Monthly Archives: December 2010

Downside Continued

Dear Gabriel,

At the monastery today we looked in great detail at John 11­ – the Raising of Lazarus. This was the end of our retreat and it was only right that having looked last Easter at the parable of the Vine we should end with this. At first, reading these passages can be done almost too easily. It’s only with repeated readings and exegesis that the full majesty and depth of virtually every feature comes to the fore. And every sentence has another meaning.

I am the resurrection and the life. He who believes in me will live, even though he dies; and whoever lives and believes in me will never die.

As I read this passage several times and imagined it and studied the picture exhibited in the Abbey Church, attributed to Borromeo, of the raising of Lazarus, an extraordinary coming of certainty and belief in the truth of the story came to me. I know that I have often doubted, but, dear Gabriel, I tell you that it is worth reading and pondering on. Something special might happen for you, too.

Yours,

Thomas

Downside Retreat

Dear Gabriel,

Try getting away occasionally and going on a retreat, even if only for a couple of days. I am at Downside at the moment. I love this place in its rural setting, especially at twilight, as the candles flicker around the Lady Chapel and the statue of Christ. I felt a need to go and sit where I could look at the Blessed Sacrament.

Looking at it, problems do not go away, but they do seem less significant – as if they could be wished away. Later, during Vespers, a chant: ‘Orare Pro Me,’ repeated itself again and again. A sharp determination to overcome problems became sharper still.

On Sunday I got up early, in the dark, and sat alone in the Abbey church before Lauds. A monk came and celebrated Mass alone in a side chapel whose light was a pin prick in the great dark Abbey. Again, I pondered problems and sought solutions. But the solution was there beside me in the Eucharist and its saving grace.

Yours,

Thomas

Reading The Two Towers

Dear Gabriel,

It is worth looking for a spiritual aspect even in non spiritual works. I was reading Tolkien’s The Two Towers for the upteenth time today. There is a lovely passage in the Window on the West when Frodo and Sam meet Faramir in Ithillen. Before they eat, the men of Gondor turn to the West.

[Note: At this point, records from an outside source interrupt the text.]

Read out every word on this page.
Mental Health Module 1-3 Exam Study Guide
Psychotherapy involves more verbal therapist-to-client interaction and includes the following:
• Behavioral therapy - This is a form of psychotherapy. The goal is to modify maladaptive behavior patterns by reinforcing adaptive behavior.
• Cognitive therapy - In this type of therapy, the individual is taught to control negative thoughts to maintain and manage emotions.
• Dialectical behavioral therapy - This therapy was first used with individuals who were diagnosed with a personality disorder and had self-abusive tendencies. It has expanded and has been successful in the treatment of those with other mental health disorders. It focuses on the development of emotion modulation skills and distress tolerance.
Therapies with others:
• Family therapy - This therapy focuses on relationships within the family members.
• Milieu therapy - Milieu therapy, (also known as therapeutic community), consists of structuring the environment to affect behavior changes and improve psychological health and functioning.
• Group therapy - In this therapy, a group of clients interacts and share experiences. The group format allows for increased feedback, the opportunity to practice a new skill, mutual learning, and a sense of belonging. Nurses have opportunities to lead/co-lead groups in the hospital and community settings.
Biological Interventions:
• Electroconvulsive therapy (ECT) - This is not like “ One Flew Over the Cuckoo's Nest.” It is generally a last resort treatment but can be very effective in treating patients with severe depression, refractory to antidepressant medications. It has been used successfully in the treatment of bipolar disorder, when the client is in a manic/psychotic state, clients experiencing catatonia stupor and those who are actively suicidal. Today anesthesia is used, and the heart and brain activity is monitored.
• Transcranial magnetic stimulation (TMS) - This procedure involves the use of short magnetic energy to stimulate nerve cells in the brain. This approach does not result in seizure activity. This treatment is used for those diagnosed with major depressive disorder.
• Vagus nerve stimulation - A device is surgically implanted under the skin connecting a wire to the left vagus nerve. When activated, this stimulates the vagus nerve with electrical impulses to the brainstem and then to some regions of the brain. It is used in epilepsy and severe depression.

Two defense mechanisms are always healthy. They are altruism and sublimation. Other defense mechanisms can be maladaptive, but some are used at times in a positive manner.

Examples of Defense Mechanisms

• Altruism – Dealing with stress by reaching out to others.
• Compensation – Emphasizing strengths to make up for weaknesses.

We look towards Numenor that was, and beyond to Elvenhome that is and that which is beyond Elvenhome which will ever be.” Tolkien was religious but is careful to excise it from the ‘Lord of the Rings.’ But here is a passage that points to his belief in heaven.

Changing Homes

Dear Gabriel,

I was reading a passage from a religious book with a friend. It said “view death not as an end but just changing homes.” It is a good thought, but you might go further. Death is not just changing homes because heaven is here now, all around us. If it exists, I don’t think that it is in some distant place up in the sky or in space. It is here now; it is as if you could stretch out and put your hand through that curtain in the room and it would be there.